Carlton : René Kojfer, l'homme par qui le scandale est arrivé
L'audience, mardi matin, s'est concentrée sur la personnalité de l'ancien directeur des relations publiques de l'hôtel Carlton, personnage central de l'affaire.
Malgré son appareillage, il entend mal les questions du président du tribunal. Au deuxième jour du procès du Carlton, à Lille (Nord), le tribunal s'est penché sur la personnalité de René Kojfer, l'ancien directeur des relations publiques de l'hôtel. Son rôle présumé central dans l'affaire contraste avec la personne qui se présente à la barre.
On découvre un homme de 74 ans à la mine fatiguée, au costume froissé, loin de l'image luxueuse de son ancien employeur et du faste de certaines soirées nocturnes lilloises. Ex-alcoolique, ce père de deux enfants – qui ne les voit plus – est sous antidépresseurs depuis sa détention de trois mois et demi en préventive. Décrit comme un "indic" par la presse, il y avait été placé à l'isolement.
Car René Kojfer, poursuivi pour proxénétisme aggravé pour avoir fourni des prostituées à des clients et amis, connaît bien les policiers. Il a géré un temps le Politel, l'hôtel pour les policiers géré par la Mutuelle du ministère de l'Intérieur (MMI), revendu ensuite aux propriétaires du Carlton et rebaptisé hôtel des Deux Tours.

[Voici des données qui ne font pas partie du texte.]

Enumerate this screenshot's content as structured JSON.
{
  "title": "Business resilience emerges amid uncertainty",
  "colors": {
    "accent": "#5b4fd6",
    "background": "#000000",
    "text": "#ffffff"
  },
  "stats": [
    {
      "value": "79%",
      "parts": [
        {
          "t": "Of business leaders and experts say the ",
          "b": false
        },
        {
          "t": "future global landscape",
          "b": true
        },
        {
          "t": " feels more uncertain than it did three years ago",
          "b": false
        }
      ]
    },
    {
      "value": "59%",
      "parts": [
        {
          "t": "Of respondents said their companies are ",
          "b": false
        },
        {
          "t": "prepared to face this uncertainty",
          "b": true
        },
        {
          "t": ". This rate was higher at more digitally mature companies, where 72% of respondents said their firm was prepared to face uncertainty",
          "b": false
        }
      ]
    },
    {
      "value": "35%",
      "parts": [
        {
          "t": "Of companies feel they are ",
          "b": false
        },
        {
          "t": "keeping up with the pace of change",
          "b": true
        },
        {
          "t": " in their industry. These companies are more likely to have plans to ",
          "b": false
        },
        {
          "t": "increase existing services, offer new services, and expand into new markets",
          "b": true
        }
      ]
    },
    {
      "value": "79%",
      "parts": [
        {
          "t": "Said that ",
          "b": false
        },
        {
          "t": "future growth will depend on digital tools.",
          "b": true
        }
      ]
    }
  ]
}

"Un pied nickelé, un tocard et un radin"...
Pour la gestion de cet hôtel, René Kojfer était associé à un certain "Nestor Burma". Comme l'indiquait en 2012 Le Nouvel Observateur, ce détective privé – profession qui lui vaut son surnom – est l'ex-patron de la brigade des mœurs dans les années 1990, puis président de la MMI dans le Nord. Ce franc-maçon est une vieille connaissance de René Kojfer, précise l'hebdomadaire. "Lorsqu'il était aux moeurs, Kojfer lui servait de 'chèvre', se faisant passer pour un client dans des lieux de prostitution pour préparer les coups de filet", raconte un ancien de la police locale à l'hebdomadaire.
Les deux hommes se sont ensuite brouillés. Et dans des propos rapportés à l'audience, "Nestor Burma" décrit son vieil ami comme "un pied nickelé, un tocard et un radin". Qui ne paie jamais l'addition et mange "à l'oeil".
A la barre, "Jade", l'une des ex-prostituées partie civile dans le dossier, a raconté ensuite que René Kojfer l'avait payée une fois 120 euros au lieu des 200 prévus, en lui disant "les temps sont durs." Cet ancien vendeur de meubles et de trousseaux de mariage en porte-à-porte gagnait 3 000 euros par mois au Carlton. Aujourd'hui, il perçoit 750 euros de retraite et continue à "essayer" de travailler dans l'immobilier et dans la vente de trousseaux de mariage.
Plus "malin" qu'il ne le laisse paraître
Présenté par son avocat Hubert Delarue, entre autres, comme un homme battu,
("C'est arrivé que vous vous fassiez frapper par votre femme ?" "Oui", répond son client), René Kojfer est aussi décrit dans les PV d'auditions cités devant le tribunal comme quelqu'un qui aime "se faire plaindre". Et plus "malin" qu'il ne le laisse paraître. Ami de longue date de "Dodo la Saumure", autre prévenu médiatique de l'affaire, "l'homme aux mille copains", comme le décrit La Voix du Nord, est en lien avec quasiment tous les protagonistes du dossier.
Dénoncé par un "renseignement anonyme", il est celui par qui le scandale est arrivé. En fait de "renseignement anonyme", certains avocats de la défense pensent que l'enquête préliminaire le visant a été ouverte en février 2011 sur la base d'écoutes administratives enclenchées neuf mois plus tôt.
Pourquoi cet homme au "sens moral médiocrement différencié", selon un expert, et au carnet d'adresses bien rempli, a-t-il été "branché" administrativement (ce qui nécessite l'aval du Premier ministre) en 2010 ? La question reste ouverte.